Of course, all this has been cause for much complaining and, by way of reaction, insipid canonizing debates – as if the establishing of arbitrary lists of ‘great authors’ would somehow resolve the fundamental paradoxes facing a modest-sized culture with a strong cosmopolitan streak. That can only provide Dutch literature with a false identity, one that is entirely based on provincialism. This must be rejected. If, once upon a time, Nijhoff could hold that Dutch poetry was among the world’s finest, we can today only excuse him on the grounds that he had no internet access.

Instead, Dutch literature should find ways to account for its own position between an irreducible provincialism (because its language can’t be widely read) and its globalized culture. It is only in this way that it might be able to address what it means to be a speaker of Dutch in this world. Thus, first of all, the Dutch literary scene should try to follow foreign literatures as much as possible, and always be willing to compare its own production to what it finds abroad. The Dutch should do what the Dutch are traditionally good at, which is to read other languages.

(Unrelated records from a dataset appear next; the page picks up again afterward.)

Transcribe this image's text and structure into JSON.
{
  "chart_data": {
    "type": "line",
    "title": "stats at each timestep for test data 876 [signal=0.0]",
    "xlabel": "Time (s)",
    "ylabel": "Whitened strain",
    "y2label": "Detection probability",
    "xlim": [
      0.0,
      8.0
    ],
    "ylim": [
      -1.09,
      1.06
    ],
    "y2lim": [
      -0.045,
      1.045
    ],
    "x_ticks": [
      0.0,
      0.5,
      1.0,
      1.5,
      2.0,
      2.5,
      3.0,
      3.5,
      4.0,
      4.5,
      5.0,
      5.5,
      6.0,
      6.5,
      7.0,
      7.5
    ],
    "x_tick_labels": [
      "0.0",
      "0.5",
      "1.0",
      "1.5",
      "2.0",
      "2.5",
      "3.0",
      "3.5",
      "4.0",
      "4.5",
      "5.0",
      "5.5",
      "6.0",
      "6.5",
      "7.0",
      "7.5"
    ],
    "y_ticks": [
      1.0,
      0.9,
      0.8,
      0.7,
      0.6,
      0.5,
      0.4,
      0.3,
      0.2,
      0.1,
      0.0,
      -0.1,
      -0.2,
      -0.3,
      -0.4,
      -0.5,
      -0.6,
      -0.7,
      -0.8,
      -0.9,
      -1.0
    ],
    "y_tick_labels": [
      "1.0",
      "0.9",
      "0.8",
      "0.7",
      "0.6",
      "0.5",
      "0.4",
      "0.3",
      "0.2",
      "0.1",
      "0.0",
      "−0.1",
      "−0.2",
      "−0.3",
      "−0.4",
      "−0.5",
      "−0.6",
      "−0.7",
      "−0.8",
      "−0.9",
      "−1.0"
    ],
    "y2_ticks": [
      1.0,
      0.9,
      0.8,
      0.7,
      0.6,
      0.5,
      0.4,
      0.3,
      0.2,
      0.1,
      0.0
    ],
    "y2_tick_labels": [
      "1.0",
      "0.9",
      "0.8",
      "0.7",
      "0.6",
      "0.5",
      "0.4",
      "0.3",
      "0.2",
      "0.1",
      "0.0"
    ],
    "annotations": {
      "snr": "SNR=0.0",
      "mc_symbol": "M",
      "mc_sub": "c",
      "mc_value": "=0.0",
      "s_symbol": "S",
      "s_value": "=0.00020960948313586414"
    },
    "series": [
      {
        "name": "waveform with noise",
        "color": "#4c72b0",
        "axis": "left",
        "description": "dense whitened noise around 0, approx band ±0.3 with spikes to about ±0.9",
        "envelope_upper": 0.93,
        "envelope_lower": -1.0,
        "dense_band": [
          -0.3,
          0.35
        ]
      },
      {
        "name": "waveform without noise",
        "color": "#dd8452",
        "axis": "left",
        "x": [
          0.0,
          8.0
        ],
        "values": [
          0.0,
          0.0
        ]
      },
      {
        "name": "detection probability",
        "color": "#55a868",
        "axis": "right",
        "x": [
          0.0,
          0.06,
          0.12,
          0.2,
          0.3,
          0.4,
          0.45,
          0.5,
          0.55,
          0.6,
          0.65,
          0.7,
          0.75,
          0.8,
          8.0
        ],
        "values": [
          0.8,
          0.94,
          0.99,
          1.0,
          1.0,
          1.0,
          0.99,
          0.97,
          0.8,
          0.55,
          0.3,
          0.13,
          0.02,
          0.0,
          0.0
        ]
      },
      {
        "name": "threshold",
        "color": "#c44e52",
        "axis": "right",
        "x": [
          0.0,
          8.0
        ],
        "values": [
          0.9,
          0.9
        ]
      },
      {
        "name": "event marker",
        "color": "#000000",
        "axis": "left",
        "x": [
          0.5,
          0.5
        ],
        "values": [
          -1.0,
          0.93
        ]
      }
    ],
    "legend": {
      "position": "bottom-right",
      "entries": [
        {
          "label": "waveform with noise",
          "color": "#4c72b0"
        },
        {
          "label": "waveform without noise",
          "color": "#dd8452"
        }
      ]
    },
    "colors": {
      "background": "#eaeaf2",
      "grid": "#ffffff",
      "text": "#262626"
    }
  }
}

Finally, for a more radical suggestion I turn to the ideas of a Finnish poet, Leevi Lehto, a specialist (among other specialties) in American experimental writing, who has devoted many essays to the issues of translation and the relation of international poetries. He observes that the most widely spoken language in the world today is ‘English spoken as Second – or Nth – Language’, but that this language does not yet have its proper literature. Therefore he advocates the production of ‘barbaric poetry’: that as a Finn, for example, he might write original work in other languages – including, perhaps, languages he can not even read himself (and in fact Lehto has done so). Internationalism, then, is not to be achieved by everybody speaking the same language, but by everybody coming to the same uncontrollable pluriformity of languages from an uncontrollable pluriformity of linguistic positions. Radicalizing a poetics of misprision, language and nation would then no longer be fundamentally linked. Instead there would be a ‘new kind of World Poetry not yet in existence’, a poetry that might involve

independence vis-à-vis National Literatures, including institutionally (…); mixing of languages; borrowing of structures – rhythmical, syntactical – from other languages; writing in one’s non-native languages; inventing new, ad hoc languages; conscious attempts to write for more heterogeneous, non-predetermined audiences… (quoted from his essay ‘Plurifying the Languages of the Trite’)

Recent examples of similar approaches in Dutch literature might include Arjen Duinker’s original work in other languages or Rozalie Hirs’ multi-lingual text-and-electronic-sounds composition, Brug van Babel, based on quotes from poets in many different languages.

To acknowledge globalization in literature would then mean both to read and write in any language that one has access to, one’s own as much as those of others, acknowledging particular backgrounds at the same time as their place in the world.